Raggi prima donna al Campidoglio. «Un brutto colpo per il governo Renzi», titola il Wall Street Journal. “Big wins for Five Star Protest Party”, scrive la Bbc. Non hanno funzionato granché le telefonate di Maria Elena Boschi. «Pronto?». «Pronto». «Ciao Tommaso, sono Maria Elena. Volevo ricordarti di votare per Rob…». Tu-tu-tu. Roberto Giachetti tra il primo e il secondo turno è riuscito a convincere solo 50mila romani in più, a votare per lui. Niente. Almeno rispetto ai 309mila in più convinti da Virginia Raggi. Il Movimento 5 stelle, si dirà, raccoglie i voti della destra. Possibile, anzi probabile: è il fattore Italicum e questo dovrebbe però far riflettere palazzo Chigi, finora convinto di doversela giocare con il centrodestra: Roma ricorda invece che l’Italia non è Milano.
«Sono i 5 stelle il vero partito della Nazione», ammettono ora nel Pd, Matteo Orfini compreso – incurante delle richieste di dimissioni che gli stanno recapitando i colleghi di partito, soprattutto chi, come l’ex coordinatore cittadino Marco Miccoli, aveva detto che cacciare Marino «senza neanche uno straccio di piano B» non era un buona idea. Però è vero. I 5 stelle sono un perfetto partito della Nazione, soprattutto se – come hanno fatto a Roma durante la campagna elettorale – ben coperti a destra dal giustizialismo e dall’antipolitica, aprono a sinistra: contro le privatizzazioni, contro le grandi opere, annunciando il nome di Berdini all’Urbanistica, studioso nemico giurato di Caltagirone.
Il bacino più grande a disposizione, in città, era quello di Giorgia Meloni, ricco di 269mila voti: che siano andati in larga parte su Raggi è evidente. Ma sempre a destra c’erano i 143mila voti di Alfio Marchini (sostenuto da Forza Italia e da Storace) e Marchini – per mesi papabile candidato del Pd – aveva detto di preferire il candidato renziano.

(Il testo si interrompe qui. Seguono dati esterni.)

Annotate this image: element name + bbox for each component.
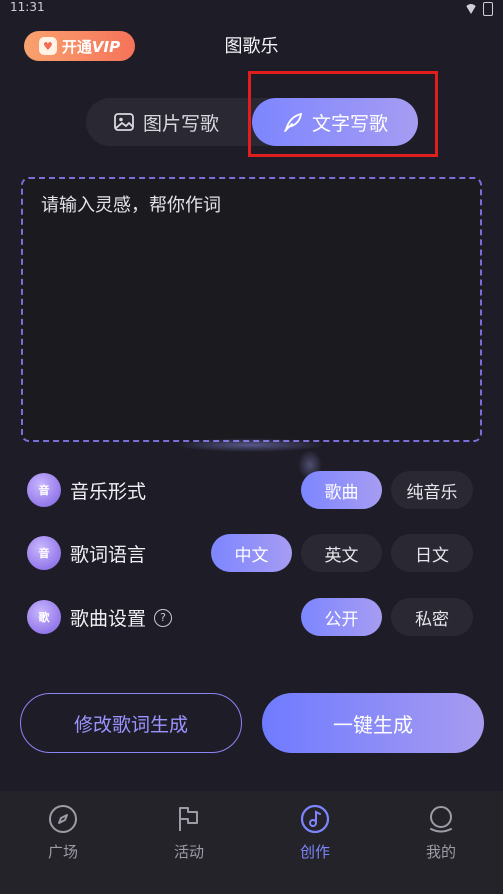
lyric-language-icon: 音 xyxy=(27,536,61,570)
option-row-lyric-language: 音 歌词语言 中文 英文 日文 xyxy=(0,534,503,574)
music-form-icon: 音 xyxy=(27,473,61,507)
nav-label-square: 广场 xyxy=(47,843,78,861)
choice-song[interactable]: 歌曲 xyxy=(301,471,382,509)
flag-icon xyxy=(173,803,205,835)
choice-english[interactable]: 英文 xyxy=(301,534,382,572)
app-title: 图歌乐 xyxy=(224,36,279,57)
battery-icon xyxy=(483,2,493,16)
song-setting-label: 歌曲设置 ? xyxy=(70,604,173,631)
lyric-input-area[interactable] xyxy=(21,177,482,442)
lyric-input[interactable] xyxy=(39,189,463,221)
choice-japanese[interactable]: 日文 xyxy=(391,534,473,572)
nav-label-create: 创作 xyxy=(299,843,330,861)
wifi-icon xyxy=(465,4,477,14)
image-icon xyxy=(114,113,134,131)
song-setting-icon: 歌 xyxy=(27,600,61,634)
choice-pure-music[interactable]: 纯音乐 xyxy=(391,471,473,509)
one-click-generate-button[interactable]: 一键生成 xyxy=(262,693,484,753)
tab-image-to-song[interactable]: 图片写歌 xyxy=(86,98,246,146)
nav-item-create[interactable]: 创作 xyxy=(252,791,378,871)
modify-lyrics-generate-button[interactable]: 修改歌词生成 xyxy=(20,693,242,753)
option-row-song-setting: 歌 歌曲设置 ? 公开 私密 xyxy=(0,598,503,638)
nav-item-square[interactable]: 广场 xyxy=(0,791,126,871)
nav-item-mine[interactable]: 我的 xyxy=(378,791,503,871)
profile-icon xyxy=(425,803,457,835)
nav-label-mine: 我的 xyxy=(425,843,456,861)
tab-image-label: 图片写歌 xyxy=(142,112,219,135)
choice-private[interactable]: 私密 xyxy=(391,598,473,636)
status-icons xyxy=(465,2,493,16)
option-row-music-form: 音 音乐形式 歌曲 纯音乐 xyxy=(0,471,503,511)
help-icon[interactable]: ? xyxy=(154,608,173,627)
nav-item-activity[interactable]: 活动 xyxy=(126,791,252,871)
music-note-icon xyxy=(299,803,331,835)
nav-label-activity: 活动 xyxy=(173,843,204,861)
choice-chinese[interactable]: 中文 xyxy=(211,534,292,572)
highlight-box xyxy=(248,71,438,157)
status-bar: 11:31 xyxy=(0,0,503,20)
music-form-label: 音乐形式 xyxy=(70,481,147,503)
status-time: 11:31 xyxy=(10,0,45,14)
choice-public[interactable]: 公开 xyxy=(301,598,382,636)
compass-icon xyxy=(47,803,79,835)
bottom-nav: 广场 活动 创作 我的 xyxy=(0,791,503,894)
lyric-language-label: 歌词语言 xyxy=(70,544,147,566)
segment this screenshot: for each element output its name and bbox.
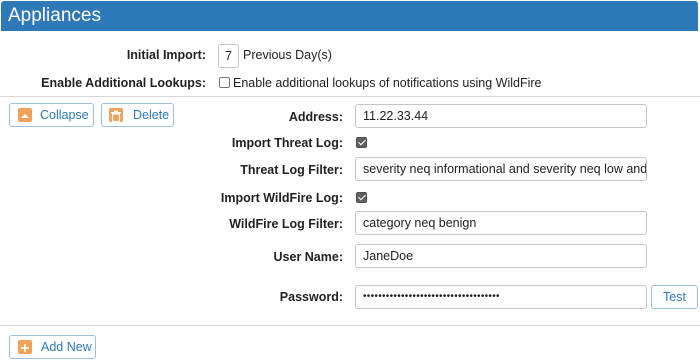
import-threat-log-label: Import Threat Log: bbox=[231, 136, 343, 150]
wildfire-log-filter-label: WildFire Log Filter: bbox=[229, 217, 343, 231]
delete-button[interactable]: Delete bbox=[101, 103, 174, 127]
threat-log-filter-input[interactable]: severity neq informational and severity … bbox=[355, 157, 647, 181]
initial-import-label: Initial Import: bbox=[126, 48, 206, 62]
wildfire-log-filter-input[interactable]: category neq benign bbox=[355, 211, 647, 235]
address-label: Address: bbox=[288, 110, 343, 124]
page-title: Appliances bbox=[8, 5, 101, 26]
threat-log-filter-label: Threat Log Filter: bbox=[240, 163, 343, 177]
add-new-button[interactable]: Add New bbox=[9, 335, 96, 359]
initial-import-input[interactable]: 7 bbox=[218, 44, 239, 68]
additional-lookups-checkbox[interactable] bbox=[219, 77, 230, 88]
test-button-label: Test bbox=[663, 290, 686, 304]
password-label: Password: bbox=[279, 290, 343, 304]
import-wildfire-log-label: Import WildFire Log: bbox=[220, 191, 343, 205]
import-threat-log-checkbox[interactable] bbox=[356, 137, 367, 148]
user-name-label: User Name: bbox=[273, 250, 343, 264]
section-divider-top bbox=[0, 96, 700, 97]
collapse-icon bbox=[18, 108, 32, 122]
additional-lookups-checkbox-text: Enable additional lookups of notificatio… bbox=[233, 76, 542, 90]
test-button[interactable]: Test bbox=[651, 285, 698, 309]
delete-button-label: Delete bbox=[133, 108, 170, 122]
section-divider-bottom bbox=[0, 325, 700, 326]
user-name-input[interactable]: JaneDoe bbox=[355, 244, 647, 268]
trash-icon bbox=[109, 108, 123, 123]
password-input[interactable]: •••••••••••••••••••••••••••••••••••• bbox=[355, 285, 647, 309]
plus-icon bbox=[18, 340, 32, 354]
address-input[interactable]: 11.22.33.44 bbox=[355, 104, 647, 128]
add-new-button-label: Add New bbox=[41, 340, 92, 354]
additional-lookups-label: Enable Additional Lookups: bbox=[41, 76, 206, 90]
collapse-button-label: Collapse bbox=[40, 108, 89, 122]
import-wildfire-log-checkbox[interactable] bbox=[356, 192, 367, 203]
page-header: Appliances bbox=[1, 1, 698, 31]
initial-import-unit: Previous Day(s) bbox=[243, 48, 332, 62]
collapse-button[interactable]: Collapse bbox=[9, 103, 94, 127]
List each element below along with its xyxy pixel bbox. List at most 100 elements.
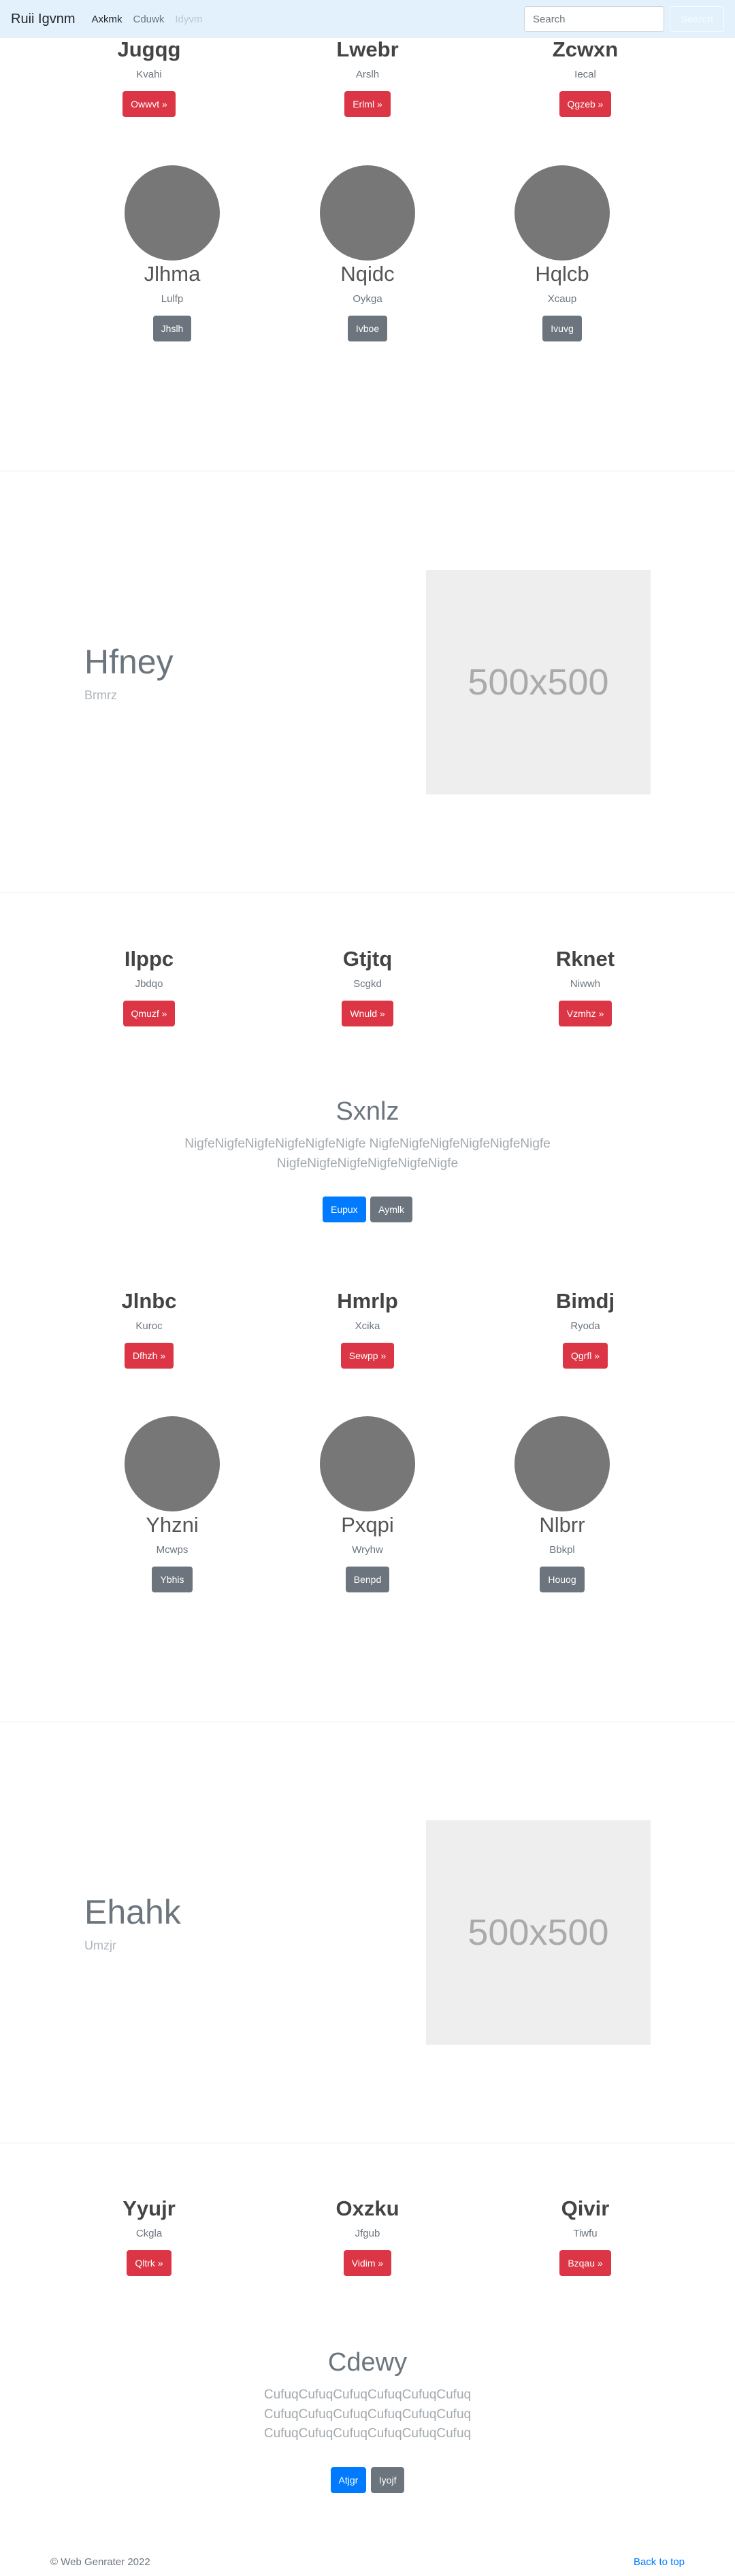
feature-subtitle: Umzjr	[84, 1939, 116, 1952]
card-qivir: Qivir Tiwfu Bzqau »	[483, 2196, 687, 2277]
card-jlnbc: Jlnbc Kuroc Dfhzh »	[47, 1288, 251, 1369]
card-button[interactable]: Qltrk »	[127, 2250, 172, 2277]
avatar-subtitle: Mcwps	[156, 1544, 189, 1556]
back-to-top-link[interactable]: Back to top	[634, 2556, 685, 2568]
avatar-subtitle: Xcaup	[547, 293, 577, 305]
card-subtitle: Tiwfu	[573, 2228, 598, 2240]
avatar-card-hqlcb: Hqlcb Xcaup Ivuvg	[460, 165, 664, 341]
avatar-name: Pxqpi	[341, 1513, 394, 1537]
card-title: Gtjtq	[342, 947, 393, 971]
jumbotron-title: Sxnlz	[336, 1097, 399, 1126]
card-title: Lwebr	[336, 37, 399, 61]
avatar	[320, 1416, 415, 1511]
card-button[interactable]: Dfhzh »	[124, 1343, 174, 1369]
card-button[interactable]: Wnuld »	[342, 1001, 393, 1027]
card-zcwxn: Zcwxn Iecal Qgzeb »	[483, 37, 687, 118]
jumbotron: Cdewy CufuqCufuqCufuqCufuqCufuqCufuq Cuf…	[0, 2348, 735, 2493]
card-title: Oxzku	[336, 2196, 399, 2220]
primary-button[interactable]: Atjgr	[330, 2466, 367, 2493]
avatar-card-yhzni: Yhzni Mcwps Ybhis	[70, 1416, 274, 1592]
jumbotron-title: Cdewy	[327, 2348, 408, 2377]
jumbotron-buttons: Eupux Aymlk	[0, 1197, 735, 1222]
avatar-card-nqidc: Nqidc Oykga Ivboe	[265, 165, 470, 341]
avatar-button[interactable]: Jhslh	[152, 316, 192, 341]
card-subtitle: Xcika	[355, 1320, 380, 1333]
card-gtjtq: Gtjtq Scgkd Wnuld »	[265, 946, 470, 1027]
avatar-button[interactable]: Ivuvg	[542, 316, 582, 341]
placeholder-image: 500x500	[426, 570, 651, 794]
feature-subtitle: Brmrz	[84, 688, 117, 702]
jumbotron: Sxnlz NigfeNigfeNigfeNigfeNigfeNigfe Nig…	[0, 1097, 735, 1222]
card-button[interactable]: Qgrfl »	[562, 1343, 608, 1369]
feature-title: Ehahk	[84, 1893, 181, 1931]
card-jugqg: Jugqg Kvahi Owwvt »	[47, 37, 251, 118]
card-bimdj: Bimdj Ryoda Qgrfl »	[483, 1288, 687, 1369]
card-title: Jlnbc	[121, 1289, 177, 1313]
avatar-name: Nlbrr	[539, 1513, 585, 1537]
jumbotron-lead: NigfeNigfeNigfeNigfeNigfeNigfe NigfeNigf…	[184, 1137, 551, 1171]
card-title: Rknet	[555, 947, 615, 971]
search-input[interactable]	[524, 6, 664, 32]
avatar-subtitle: Oykga	[353, 293, 382, 305]
card-rknet: Rknet Niwwh Vzmhz »	[483, 946, 687, 1027]
card-lwebr: Lwebr Arslh Erlml »	[265, 37, 470, 118]
nav-link-cduwk[interactable]: Cduwk	[133, 14, 164, 25]
avatar-subtitle: Lulfp	[161, 293, 184, 305]
card-button[interactable]: Qmuzf »	[122, 1001, 176, 1027]
avatar-button[interactable]: Houog	[540, 1567, 585, 1592]
navbar-brand[interactable]: Ruii Igvnm	[11, 12, 75, 27]
card-button[interactable]: Erlml »	[344, 91, 391, 118]
avatar-button[interactable]: Ybhis	[152, 1567, 193, 1592]
placeholder-image: 500x500	[426, 1820, 651, 2045]
card-subtitle: Scgkd	[353, 978, 382, 990]
card-title: Ilppc	[124, 947, 174, 971]
card-title: Bimdj	[555, 1289, 615, 1313]
card-hmrlp: Hmrlp Xcika Sewpp »	[265, 1288, 470, 1369]
card-subtitle: Iecal	[574, 69, 596, 81]
nav-link-axkmk[interactable]: Axkmk	[91, 14, 122, 25]
avatar	[125, 165, 220, 261]
avatar-subtitle: Bbkpl	[549, 1544, 575, 1556]
card-button[interactable]: Vzmhz »	[558, 1001, 612, 1027]
card-subtitle: Niwwh	[570, 978, 601, 990]
nav-link-idyvm: Idyvm	[175, 13, 203, 25]
avatar-button[interactable]: Benpd	[345, 1567, 390, 1592]
avatar-card-nlbrr: Nlbrr Bbkpl Houog	[460, 1416, 664, 1592]
avatar-name: Yhzni	[146, 1513, 199, 1537]
search-form: Search	[524, 6, 724, 32]
avatar	[514, 1416, 610, 1511]
card-title: Qivir	[561, 2196, 610, 2220]
avatar-card-pxqpi: Pxqpi Wryhw Benpd	[265, 1416, 470, 1592]
card-oxzku: Oxzku Jfgub Vidim »	[265, 2196, 470, 2277]
search-button[interactable]: Search	[670, 6, 724, 32]
avatar	[514, 165, 610, 261]
avatar-subtitle: Wryhw	[352, 1544, 383, 1556]
avatar	[320, 165, 415, 261]
avatar-name: Jlhma	[144, 262, 201, 286]
primary-button[interactable]: Eupux	[322, 1197, 366, 1222]
card-subtitle: Kuroc	[135, 1320, 163, 1333]
feature-title: Hfney	[84, 643, 174, 681]
card-subtitle: Kvahi	[136, 69, 162, 81]
card-subtitle: Jbdqo	[135, 978, 163, 990]
secondary-button[interactable]: Iyojf	[370, 2466, 405, 2493]
card-subtitle: Ryoda	[570, 1320, 600, 1333]
card-button[interactable]: Qgzeb »	[559, 91, 612, 118]
jumbotron-lead: CufuqCufuqCufuqCufuqCufuqCufuq CufuqCufu…	[263, 2388, 472, 2441]
card-button[interactable]: Vidim »	[343, 2250, 392, 2277]
avatar-button[interactable]: Ivboe	[347, 316, 388, 341]
card-button[interactable]: Owwvt »	[122, 91, 176, 118]
card-button[interactable]: Sewpp »	[340, 1343, 395, 1369]
card-subtitle: Arslh	[355, 69, 380, 81]
card-title: Hmrlp	[337, 1289, 398, 1313]
secondary-button[interactable]: Aymlk	[370, 1197, 412, 1222]
avatar-name: Hqlcb	[535, 262, 589, 286]
divider	[0, 892, 735, 893]
card-button[interactable]: Bzqau »	[559, 2250, 611, 2277]
card-yyujr: Yyujr Ckgla Qltrk »	[47, 2196, 251, 2277]
card-title: Zcwxn	[552, 37, 619, 61]
avatar-name: Nqidc	[340, 262, 395, 286]
navbar: Ruii Igvnm Axkmk Cduwk Idyvm Search	[0, 0, 735, 38]
card-ilppc: Ilppc Jbdqo Qmuzf »	[47, 946, 251, 1027]
avatar	[125, 1416, 220, 1511]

Roberto Giachetti si ferma però a 376mila voti, confermando così – non fosse bastato il risultato di Rutelli nel 2008 – che quella del voto moderato più che un’oasi è un miraggio. E che inseguendo quella, di certo non prendi granché dei 58mila voti andati a Fassina, in molti invece rassicurati dal volto presentabile dei 5 stelle. Non serve a molto neanche terrorizzare l’elettorato, tentare di accostare i 5 stelle a Casa Pound, né suggerire ai giornali l’esistenza in Procura di un fascicolo su Raggi, per la consulenza sulla Asl di Civitavecchia.
Così Giachetti prende solo duemila voti in più di quelli presi da Alemanno nel 2013, battuto da Ignazio Marino, fiaccato da Parentopoli e l’avvio di Mafia Capitale. Non può essere un buon risultato, e si capisce così che al primo turno non c’era stato nessun «mezzo miracolo» come invece aveva detto Renzi, pronto a spacciare per vittoria una sconfitta. Non è tutta colpa sua, però. Leggendo i dati dei quartieri periferici si svela che il voto è pur sempre anche un voto amministrativo. A Roma Est, a Lunghezza, Virginia Raggi sfiora l’80 per cento. Conterà qualcosa il fatto che lì – urbanizzazione degli anni veltroniani – per entrare a Roma, la tua città, ci sia solo l’autostrada, con tanto di pedaggio?